A topic in the Open Knowledge Graph — a free, open map of 15,290 topics and the order to learn them in.

Survival Analysis and Event History Methods

Graduate Depth 103 in the knowledge graph ☐ I know this ☆ Set as goal

2topics build on this

694prerequisites beneath it

Linear Regression for Social Science Exponential Distribution +2 more→→Bayesian Methods in Social Science Synthetic Control Methods

Core Idea

Event history methods analyze timing of social events—divorce, job transitions, political regime changes. These methods handle censoring (incomplete observation periods) and allow time-varying covariates. Survival curves and hazard functions describe rates of event occurrence over time.

Explainer

Your training in linear regression taught you to model the *level* of an outcome — how high or low is Y given X? But many social science questions are about *timing*: not whether someone gets divorced, but when. Not whether a political regime collapses, but how long it survives. Not whether a worker finds a new job, but how quickly after being laid off. Standard regression is poorly suited to timing questions, partly because of a data problem your regression training didn't prepare you for: censoring.

Censoring occurs when you observe a subject for a period but the event has not yet occurred by the end of observation. A study tracking divorces that ends in 2020 includes couples still married at that date — they haven't experienced the event, but their marriages lasted *at least* as long as the observation window. Simply excluding these cases biases the analysis by discarding information: a marriage that has survived 15 years tells you something important even if it isn't yet ended. Survival analysis incorporates censored observations correctly by treating them as contributing information about survival *up to* the censoring point, even though the event was not observed.
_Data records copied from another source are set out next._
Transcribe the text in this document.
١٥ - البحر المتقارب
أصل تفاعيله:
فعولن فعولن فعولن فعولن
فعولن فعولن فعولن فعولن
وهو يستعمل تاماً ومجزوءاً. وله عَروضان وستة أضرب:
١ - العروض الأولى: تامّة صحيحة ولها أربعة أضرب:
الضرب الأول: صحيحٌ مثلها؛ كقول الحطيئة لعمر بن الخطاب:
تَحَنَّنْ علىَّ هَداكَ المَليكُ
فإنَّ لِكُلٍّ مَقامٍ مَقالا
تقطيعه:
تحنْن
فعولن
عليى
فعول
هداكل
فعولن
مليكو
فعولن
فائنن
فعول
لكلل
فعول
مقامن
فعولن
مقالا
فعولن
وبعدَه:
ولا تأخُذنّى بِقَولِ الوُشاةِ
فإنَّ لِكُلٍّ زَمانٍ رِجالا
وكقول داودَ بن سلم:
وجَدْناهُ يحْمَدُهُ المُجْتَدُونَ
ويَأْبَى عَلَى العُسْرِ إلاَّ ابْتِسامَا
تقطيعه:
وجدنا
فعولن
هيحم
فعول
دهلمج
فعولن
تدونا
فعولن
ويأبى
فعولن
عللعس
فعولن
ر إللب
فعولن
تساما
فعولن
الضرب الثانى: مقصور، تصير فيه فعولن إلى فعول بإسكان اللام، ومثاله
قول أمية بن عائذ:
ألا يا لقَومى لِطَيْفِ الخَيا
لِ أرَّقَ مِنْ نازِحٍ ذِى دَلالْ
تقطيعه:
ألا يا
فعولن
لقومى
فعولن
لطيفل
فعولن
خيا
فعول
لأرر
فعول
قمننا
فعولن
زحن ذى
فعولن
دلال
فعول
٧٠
Your background in probability distributions — especially the exponential — will help here, since the exponential distribution describes constant-hazard survival processes and is the simplest baseline case.

The two core functions build on your probability background. The survival function S(t) gives the probability that the event has not yet occurred by time t — it starts at 1 and declines over time as events accumulate. The hazard function h(t) is the instantaneous rate of event occurrence at time t, given that the subject has survived to that point. Think of the hazard as the *risk rate right now for those still at risk* — it can vary over time. Divorce risk is highest in the early years of marriage and again around the seventh year; political regimes are often most vulnerable just after transitional periods. The hazard function captures this time-varying risk in a way that a single regression coefficient cannot.

The Cox proportional hazards model is the workhorse of event history analysis, and it generalizes linear regression in a specific way. Rather than modeling the level of an outcome, it models the *ratio of hazards* between subjects with different covariate values. The model estimates a hazard ratio for each covariate: a ratio of 2 means subjects with that characteristic experience the event at twice the rate of the reference group at any given point in time. The "proportional" assumption — that this ratio is constant over time — is a testable constraint. Extensions allow time-varying covariates (a subject's employment status can change during observation), competing risks (subjects can exit via multiple distinct events, such as retirement versus layoff), and discrete-time formulations for data where time is measured in intervals rather than continuously.